WASHINGTON — The U.S. Food and Drug Administration (FDA) and the U.S. Customs and Border Protection (CBP) leaders signed an agreement this month to maximize inspection and detection capabilities in order to prevent illegal and harmful products entering the U.S. through the nation’s International Mail Facilities (IMFs) and Ports of Entry that pose a threat to public health.
Through this joint effort, each agency will work toward enhancing knowledge-transfer to increase efficiency, reduce duplication of efforts and facilitate mission responsibilities. Collaboration on shared laboratory space, scientific equipment and facilities, along with intellectual, historical and institutional knowledge will optimize the resources at each agency’s disposal.

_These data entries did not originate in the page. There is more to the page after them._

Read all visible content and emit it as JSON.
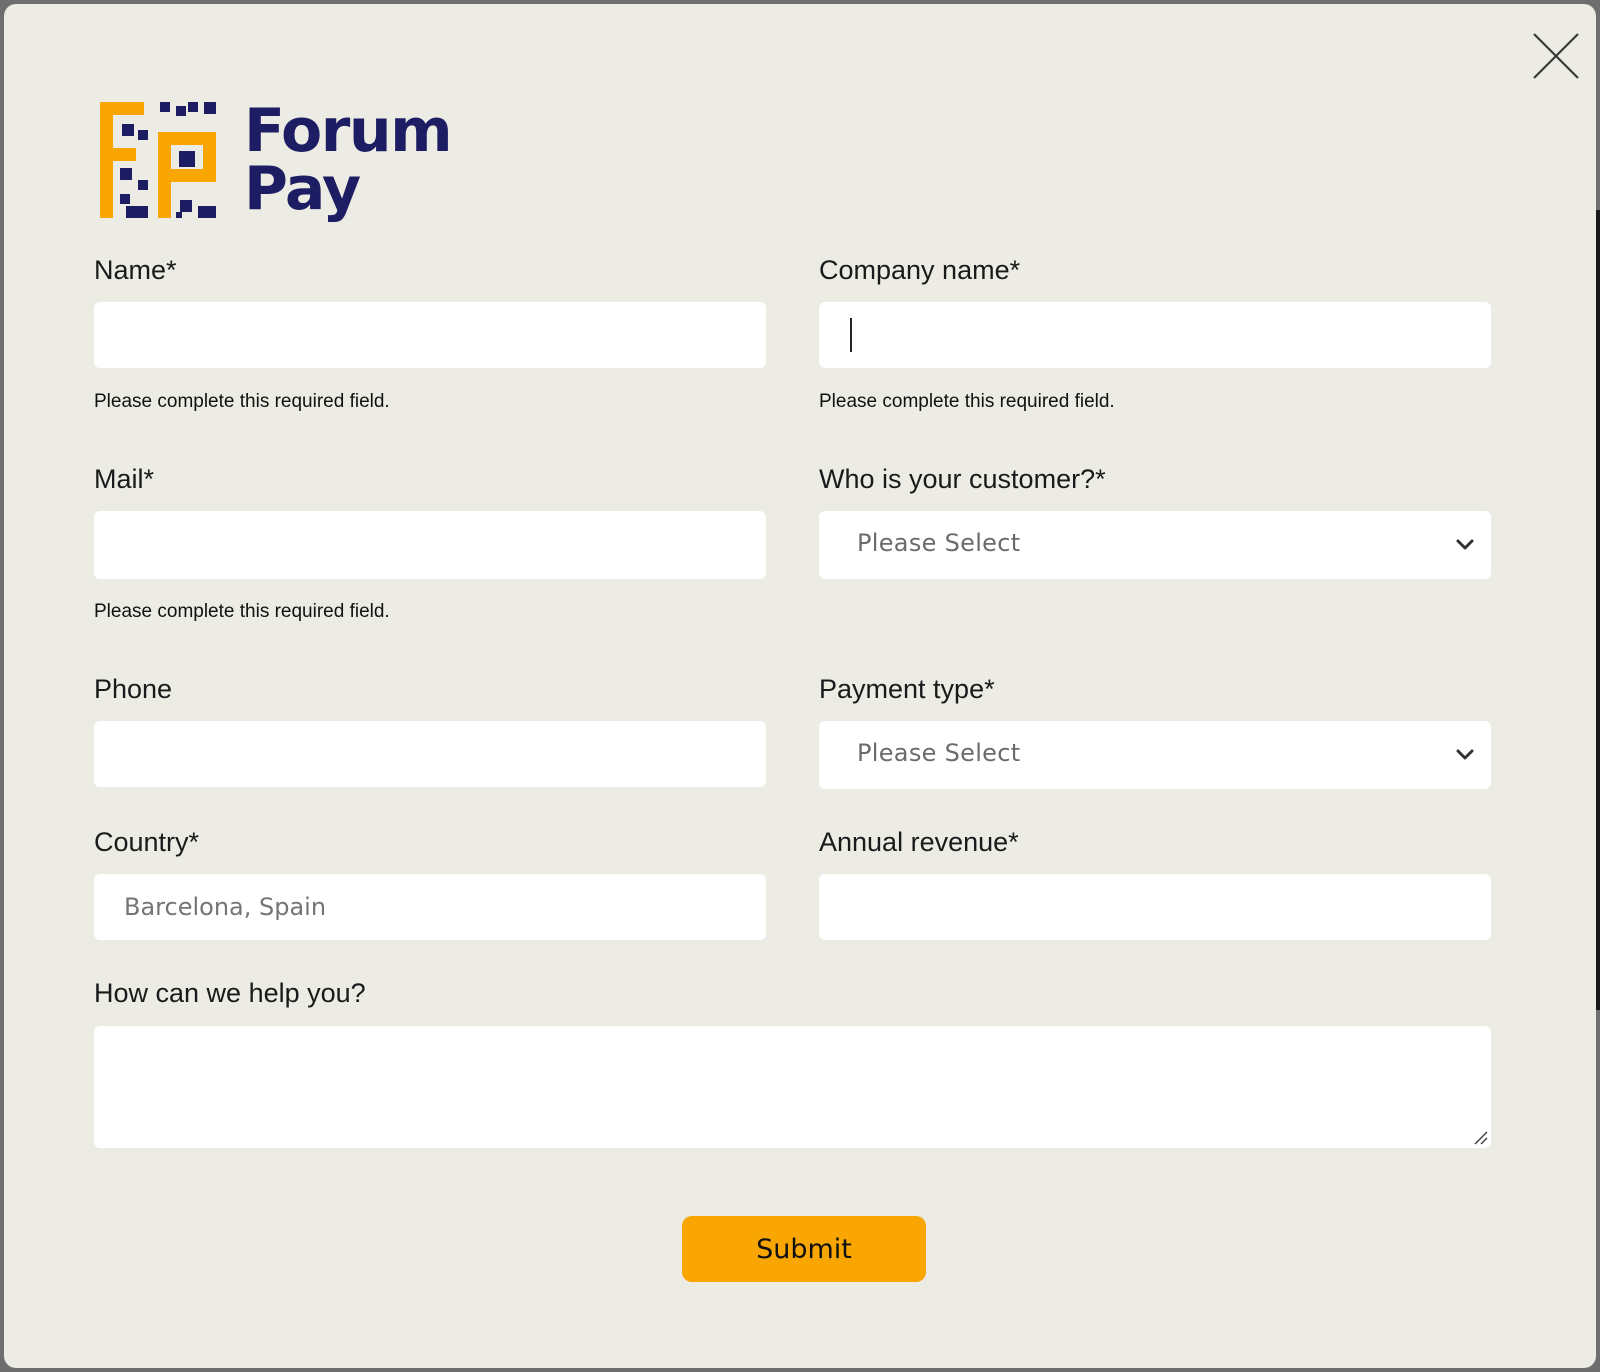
{
  "colors": {
    "brand_navy": "#1d1d63",
    "brand_orange": "#f9a602",
    "modal_background": "#ecebe4",
    "field_background": "#ffffff"
  },
  "logo": {
    "line1": "Forum",
    "line2": "Pay",
    "mark_icon": "forumpay-qr-logo-icon"
  },
  "close": {
    "icon": "close-icon"
  },
  "form": {
    "name": {
      "label": "Name*",
      "value": "",
      "error": "Please complete this required field."
    },
    "company": {
      "label": "Company name*",
      "value": "",
      "error": "Please complete this required field."
    },
    "mail": {
      "label": "Mail*",
      "value": "",
      "error": "Please complete this required field."
    },
    "customer": {
      "label": "Who is your customer?*",
      "selected": "Please Select"
    },
    "phone": {
      "label": "Phone",
      "value": ""
    },
    "payment_type": {
      "label": "Payment type*",
      "selected": "Please Select"
    },
    "country": {
      "label": "Country*",
      "placeholder": "Barcelona, Spain",
      "value": ""
    },
    "revenue": {
      "label": "Annual revenue*",
      "value": ""
    },
    "help": {
      "label": "How can we help you?",
      "value": ""
    },
    "submit_label": "Submit"
  }
}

“Today’s letter of intent demonstrates the FDA’s ongoing work with CBP and our other federal partners, to ensure that FDA-regulated products imported into the U.S. are safe and otherwise comply with federal law,” said FDA Commissioner Scott Gottlieb, M.D. “Thousands of illicit and dangerous products come from overseas each day, such as unapproved fentanyl products, counterfeit prescription drugs or fake over-the-counter products that look legitimate. In recent years, we’ve committed new resources and have been granted new authorities by Congress to target these violative products and stop them before they’re able to enter our country. When bad actors try to circumvent the safety of our supply chains by breaking federal law, we’ll take all appropriate action necessary to ensure these potential risks do not harm the American public.”
Most mail arrives in an IMF without advanced or specific identifying information. The FDA uses advanced screening technology to assess the contents of these packages and to increase efficiency of the agency’s overall investigational capabilities.
“CBP and FDA have a long history of working jointly to protect the public from illegal or harmful products entering the U.S.,” said U.S. Customs and Border Protection Commissioner Kevin K. McAleenan. “Information and resource sharing between agencies allows us to be more effective and more efficient in confronting threats. We are eager to see the results of this expanded partnership. I would also like to congratulate FDA Commissioner Scott Gottlieb for his accomplishments during his tenure and thank him for strengthening the CBP and FDA collaboration. We look forward to continuing these efforts with our colleagues at the FDA.”
The FDA and CBP will expand how information is shared between the agencies to identify trends which can target future entries. This may include general data points on frequent countries of origin, as well as specific products and volumes of packages at each location.
An additional focus of this effort will be coordinating shared space as well as increased scientific presence at high-risk/high-volume IMF locations, helping to facilitate and support real-time entry decisions and increased data sharing. Additionally, the FDA and CBP will enhance coordination around efforts to identify violative packages and develop new targeting and enforcement strategies at Ports of Entry.
In Fiscal Year 2018, FDA staff posted at the IMFs around the country examined packages from more than 180 countries. Approximately 90 percent of the packages reviewed by the FDA contained products that should not have been entering the country.
There are currently nine IMF locations across the U.S., with one location in Florida, Hawaii, Illinois, New Jersey, New York, Puerto Rico, U.S. Virgin Islands respectively and two locations in California. CBP provides security and facilitation operations at 328 Ports of Entry throughout the country.
The FDA, an agency within the U.S. Department of Health and Human Services, protects the public health by assuring the safety, effectiveness, and security of human and veterinary drugs, vaccines and other biological products for human use, and medical devices.
The agency also is responsible for the safety and security of our nation’s food supply, cosmetics, dietary supplements, products that give off electronic radiation, and for regulating tobacco products.